Lynn Boulger, who will serve as the school’s interim president for the next two years, will replace current president Sylvia Torti at the end of this academic year. Torti resigned in mid April.
Boulger’s interim presidency coincides with a particularly turbulent time for higher education. Orders from President Donald Trump’s administration, including a block on visas for students from 39 countries, have added new uncertainty to colleges already under financial pressure.
Boulger, who was the school’s dean of institutional advancement for 13 years, will lead the college amid a wave of small liberal art school closures across the county. Most recently, Hampshire College, a small Massachusetts institution that was once COA’s sister school, announced it would permanently shut down after the fall 2026 semester.
Boulger said the Bar Harbor school’s approximately $95 million endowment insulates it from the financial pressures that have forced schools like Hampshire and Wells College to close.
Although the college receives significant support from its alumni, the greatest donor support comes from the Mount Desert Island summer community, Boulger said. She pointed to the college’s board, many of them summer residents who have helped raise money from their networks, as essential to the college’s financial stability.
“Because of the largesse of the community that wants to have this college succeed, our endowment per student is higher than Tufts, Carnegie Mellon or Georgetown,” Boulger said, adding that the school has an extremely low debt ratio compared to many other colleges.
The college, founded in 1969, also raises $1.5 million through its annual fund, which helps cover financial aid to students who wouldn’t otherwise be able to attend. More than 80% of the school’s students receive some sort of need-based financial aid, according to the college’s website.
“Now, with the escalating costs of higher ed, we have made a commitment to provide scholarships for students who are unable to afford it,” Boulger said.
International students, some of whom pay full tuition, have been unable to return to the Bar Harbor campus because of visa restrictions. Even students from countries not subject to the ban are staying away, Boulger said, noting that federal immigration enforcement has discouraged some students from entering the country who could do so legally.

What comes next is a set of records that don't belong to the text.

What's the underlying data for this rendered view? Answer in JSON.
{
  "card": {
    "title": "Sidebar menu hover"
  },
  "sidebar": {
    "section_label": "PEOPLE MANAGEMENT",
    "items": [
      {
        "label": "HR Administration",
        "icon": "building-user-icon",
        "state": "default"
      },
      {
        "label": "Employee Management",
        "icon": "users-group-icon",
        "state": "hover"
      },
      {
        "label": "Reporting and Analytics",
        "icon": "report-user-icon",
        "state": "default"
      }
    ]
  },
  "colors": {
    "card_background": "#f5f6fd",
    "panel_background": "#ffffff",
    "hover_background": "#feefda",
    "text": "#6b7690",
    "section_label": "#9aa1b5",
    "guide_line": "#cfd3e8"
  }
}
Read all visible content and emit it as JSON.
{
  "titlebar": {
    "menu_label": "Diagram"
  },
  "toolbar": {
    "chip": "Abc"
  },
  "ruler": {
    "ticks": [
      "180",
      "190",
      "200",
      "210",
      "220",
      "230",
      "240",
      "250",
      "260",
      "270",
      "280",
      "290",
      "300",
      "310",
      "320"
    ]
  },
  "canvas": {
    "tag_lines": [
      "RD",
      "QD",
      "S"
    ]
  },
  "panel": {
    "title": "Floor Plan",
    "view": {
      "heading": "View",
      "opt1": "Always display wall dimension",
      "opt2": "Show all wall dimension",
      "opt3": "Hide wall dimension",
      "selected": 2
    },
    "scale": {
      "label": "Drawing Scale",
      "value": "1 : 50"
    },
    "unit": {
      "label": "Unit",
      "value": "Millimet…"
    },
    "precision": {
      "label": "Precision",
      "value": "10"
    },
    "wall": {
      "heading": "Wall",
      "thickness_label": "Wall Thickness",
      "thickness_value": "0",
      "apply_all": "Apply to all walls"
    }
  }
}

International students make up about 20% of the college’s student body, Boulger added.
In light of the latest restrictions, the college has formed a first-year-abroad program for students who will be enrolled in the school but are unable to enter the country. Students will spend their fall semester at an ecological center in Mexico and their spring semester at a wildlife research station in Kenya.
Around 10 students will be enrolled in the pilot program, which Boulger says is the first of its kind since the administration’s travel restrictions went into effect.
Schools are now facing what’s been coined the “demographic cliff”: birth rates fell during the Great Recession and never recovered, meaning the number of high school graduates is expected to decline steadily in coming years. Compounding the problem is growing skepticism about whether a college degree is worth the cost.
“Regardless of what anybody says, the return on investment of a college degree is still the number one lever into the American dream that we all still hopefully believe in,” Boulger said.
The College of the Atlantic has historically capped its enrollment at 350 students, though its freshmen enrollment has dipped in the last couple of years, Communications Director Rob Levin said.
However, the school expects to meet or exceed its freshmen enrollment goal of 110 students next year, in part because of about 40 applications from former Hampshire students, Levin said.
The college will finalize next year’s enrollment numbers once their deadline for transfer students closes on May 15.